With some 38 years of running under my feet, people around me accepted that I was a runner - a long-distance runner. They understood what it meant and stopped asking how long a marathon is. I had fans. Strangers would approach me in the grocery store to say they saw me running by their house or to ask what race I was doing next or to kid me and ask, how come you’re not running? Other runners would nod when our eyes met crossing paths on the roads.
If you’re a runner too, you know exactly what I mean. As runners, we speak a common language - even if the accent is a little different. Maybe you’re Lawrence Cherona sprinting to the finish line and edging out Lelisa Desisa by one second to win the Boston Marathon in 2:07.59; or you’ve just completed a 100 mile ultra race; or you’re pushing yourself out the door at 5:00 am to get in 5 miles before work gets in the way or to get your children off to school – when you nod at each other while you’re running on the road or trail, you know each other. You know that person got up at dawn to get ready to run like you did. Picked out their t-shirt, those compression socks, thought about which pair of running shoes to wear, took in some nutrition, started their Garmin. You speak the language of running. It courses through you like your blood. It’s part of you now. It’s not singular, though it’s personal. Running is a “we.” Whether I want camaraderie, solitude, a challenge, a race, an old path or a new road, running puts out a hand and says, c’mon, I’ve got you.

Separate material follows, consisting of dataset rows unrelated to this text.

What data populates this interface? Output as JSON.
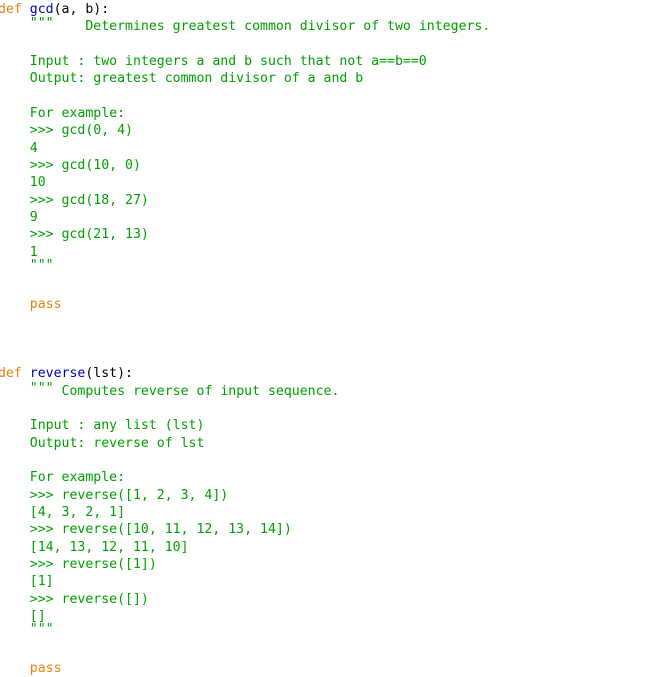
{
  "editor": {
    "name": "python-source-view",
    "language": "python",
    "background_color": "#ffffff",
    "colors": {
      "keyword": "#E8820C",
      "function_name": "#0000C0",
      "docstring": "#00A000",
      "default_text": "#000000"
    }
  },
  "code": {
    "lines": [
      {
        "id": "l1",
        "name": "def-gcd-signature",
        "segments": [
          {
            "text": "def ",
            "type": "keyword"
          },
          {
            "text": "gcd",
            "type": "function_name"
          },
          {
            "text": "(a, b):",
            "type": "punct"
          }
        ]
      },
      {
        "id": "l2",
        "name": "gcd-docstring-open",
        "segments": [
          {
            "text": "    ",
            "type": "punct"
          },
          {
            "text": "\"\"\"",
            "type": "quote_open"
          },
          {
            "text": "    Determines greatest common divisor of two integers.",
            "type": "docstring"
          }
        ]
      },
      {
        "id": "l3",
        "name": "blank-line",
        "segments": [
          {
            "text": "",
            "type": "docstring"
          }
        ]
      },
      {
        "id": "l4",
        "name": "gcd-doc-input",
        "segments": [
          {
            "text": "    Input : two integers a and b such that not a==b==0",
            "type": "docstring"
          }
        ]
      },
      {
        "id": "l5",
        "name": "gcd-doc-output",
        "segments": [
          {
            "text": "    Output: greatest common divisor of a and b",
            "type": "docstring"
          }
        ]
      },
      {
        "id": "l6",
        "name": "blank-line",
        "segments": [
          {
            "text": "",
            "type": "docstring"
          }
        ]
      },
      {
        "id": "l7",
        "name": "gcd-doc-for-example",
        "segments": [
          {
            "text": "    For example:",
            "type": "docstring"
          }
        ]
      },
      {
        "id": "l8",
        "name": "gcd-doctest-call-1",
        "segments": [
          {
            "text": "    >>> gcd(0, 4)",
            "type": "docstring"
          }
        ]
      },
      {
        "id": "l9",
        "name": "gcd-doctest-result-1",
        "segments": [
          {
            "text": "    4",
            "type": "docstring"
          }
        ]
      },
      {
        "id": "l10",
        "name": "gcd-doctest-call-2",
        "segments": [
          {
            "text": "    >>> gcd(10, 0)",
            "type": "docstring"
          }
        ]
      },
      {
        "id": "l11",
        "name": "gcd-doctest-result-2",
        "segments": [
          {
            "text": "    10",
            "type": "docstring"
          }
        ]
      },
      {
        "id": "l12",
        "name": "gcd-doctest-call-3",
        "segments": [
          {
            "text": "    >>> gcd(18, 27)",
            "type": "docstring"
          }
        ]
      },
      {
        "id": "l13",
        "name": "gcd-doctest-result-3",
        "segments": [
          {
            "text": "    9",
            "type": "docstring"
          }
        ]
      },
      {
        "id": "l14",
        "name": "gcd-doctest-call-4",
        "segments": [
          {
            "text": "    >>> gcd(21, 13)",
            "type": "docstring"
          }
        ]
      },
      {
        "id": "l15",
        "name": "gcd-doctest-result-4",
        "segments": [
          {
            "text": "    1",
            "type": "docstring"
          }
        ]
      },
      {
        "id": "l16",
        "name": "gcd-docstring-close",
        "segments": [
          {
            "text": "    ",
            "type": "punct"
          },
          {
            "text": "\"\"\"",
            "type": "quote_close"
          }
        ]
      },
      {
        "id": "l17",
        "name": "blank-line",
        "segments": [
          {
            "text": "",
            "type": "docstring"
          }
        ]
      },
      {
        "id": "l18",
        "name": "gcd-pass-statement",
        "segments": [
          {
            "text": "    ",
            "type": "punct"
          },
          {
            "text": "pass",
            "type": "keyword"
          }
        ]
      },
      {
        "id": "l19",
        "name": "blank-line",
        "segments": [
          {
            "text": "",
            "type": "docstring"
          }
        ]
      },
      {
        "id": "l20",
        "name": "blank-line",
        "segments": [
          {
            "text": "",
            "type": "docstring"
          }
        ]
      },
      {
        "id": "l21",
        "name": "blank-line",
        "segments": [
          {
            "text": "",
            "type": "docstring"
          }
        ]
      },
      {
        "id": "l22",
        "name": "def-reverse-signature",
        "segments": [
          {
            "text": "def ",
            "type": "keyword"
          },
          {
            "text": "reverse",
            "type": "function_name"
          },
          {
            "text": "(lst):",
            "type": "punct"
          }
        ]
      },
      {
        "id": "l23",
        "name": "reverse-docstring-open",
        "segments": [
          {
            "text": "    ",
            "type": "punct"
          },
          {
            "text": "\"\"\"",
            "type": "quote_open"
          },
          {
            "text": " Computes reverse of input sequence.",
            "type": "docstring"
          }
        ]
      },
      {
        "id": "l24",
        "name": "blank-line",
        "segments": [
          {
            "text": "",
            "type": "docstring"
          }
        ]
      },
      {
        "id": "l25",
        "name": "reverse-doc-input",
        "segments": [
          {
            "text": "    Input : any list (lst)",
            "type": "docstring"
          }
        ]
      },
      {
        "id": "l26",
        "name": "reverse-doc-output",
        "segments": [
          {
            "text": "    Output: reverse of lst",
            "type": "docstring"
          }
        ]
      },
      {
        "id": "l27",
        "name": "blank-line",
        "segments": [
          {
            "text": "",
            "type": "docstring"
          }
        ]
      },
      {
        "id": "l28",
        "name": "reverse-doc-for-example",
        "segments": [
          {
            "text": "    For example:",
            "type": "docstring"
          }
        ]
      },
      {
        "id": "l29",
        "name": "reverse-doctest-call-1",
        "segments": [
          {
            "text": "    >>> reverse([1, 2, 3, 4])",
            "type": "docstring"
          }
        ]
      },
      {
        "id": "l30",
        "name": "reverse-doctest-result-1",
        "segments": [
          {
            "text": "    [4, 3, 2, 1]",
            "type": "docstring"
          }
        ]
      },
      {
        "id": "l31",
        "name": "reverse-doctest-call-2",
        "segments": [
          {
            "text": "    >>> reverse([10, 11, 12, 13, 14])",
            "type": "docstring"
          }
        ]
      },
      {
        "id": "l32",
        "name": "reverse-doctest-result-2",
        "segments": [
          {
            "text": "    [14, 13, 12, 11, 10]",
            "type": "docstring"
          }
        ]
      },
      {
        "id": "l33",
        "name": "reverse-doctest-call-3",
        "segments": [
          {
            "text": "    >>> reverse([1])",
            "type": "docstring"
          }
        ]
      },
      {
        "id": "l34",
        "name": "reverse-doctest-result-3",
        "segments": [
          {
            "text": "    [1]",
            "type": "docstring"
          }
        ]
      },
      {
        "id": "l35",
        "name": "reverse-doctest-call-4",
        "segments": [
          {
            "text": "    >>> reverse([])",
            "type": "docstring"
          }
        ]
      },
      {
        "id": "l36",
        "name": "reverse-doctest-result-4",
        "segments": [
          {
            "text": "    []",
            "type": "docstring"
          }
        ]
      },
      {
        "id": "l37",
        "name": "reverse-docstring-close",
        "segments": [
          {
            "text": "    ",
            "type": "punct"
          },
          {
            "text": "\"\"\"",
            "type": "quote_close"
          }
        ]
      },
      {
        "id": "l38",
        "name": "blank-line",
        "segments": [
          {
            "text": "",
            "type": "docstring"
          }
        ]
      },
      {
        "id": "l39",
        "name": "reverse-pass-statement",
        "segments": [
          {
            "text": "    ",
            "type": "punct"
          },
          {
            "text": "pass",
            "type": "keyword"
          }
        ]
      }
    ]
  }
}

Just over a year ago, my mother’s cancer recurred and I watched her gradual decline over two months until she died. I didn’t run at all while she was hospitalized. I was a caged cheetah longing to escape and sprint through the tall grass. I didn’t know if I still could run, but I needed to. I put on my running shoes – Brooks now - and took that first step, at home on the pavement.
More than anything else, running defines me now. It’s who I am. Running is the constant and I’m the variable. Life changes and priorities shift as I get older. Maybe I’m more or less fit now, not trained enough, injured, busy, caring for my aging parent, experiencing loss, or feeling lost, but the physical act of running remains the same, simple and true. No matter how low I feel emotionally, if I can run, I will. I need it to numb my pain sometimes and lift me up, elevate my mood. Running lets me meditate, think through a conversation, a problem, what to write or even to not think and just run. Running is the throughline of my life’s story.
After my mom died, I made the monumental decision to move to California to live near family. I took a giant leap across the country into the unknown and running saved me again. Despite being a stranger in the strange land of San Jose and Silicon Valley, and essentially alone, I found my running tribe – a fitness community full of people I can relate to and run with. Fellow runners who get me and speak my language as we share miles and miles together, getting to know each other and pushing each other toward our fitness goals.
One afternoon as I walked to the mailboxes in my condo complex, a man I’d never seen before was polishing his pristine new car with a yellow chamois. He looked at me and said, got a race coming up? I smiled and said, yes, in July, the San Francisco Marathon. That 26.2 miles? he asked. Yes, I told him. He said, it’s hilly! Do you have run there to train? I told him, no, I’ve been training on other similar hills near here. Well, good luck to you, he said.
And just like that, I have my first fan in California.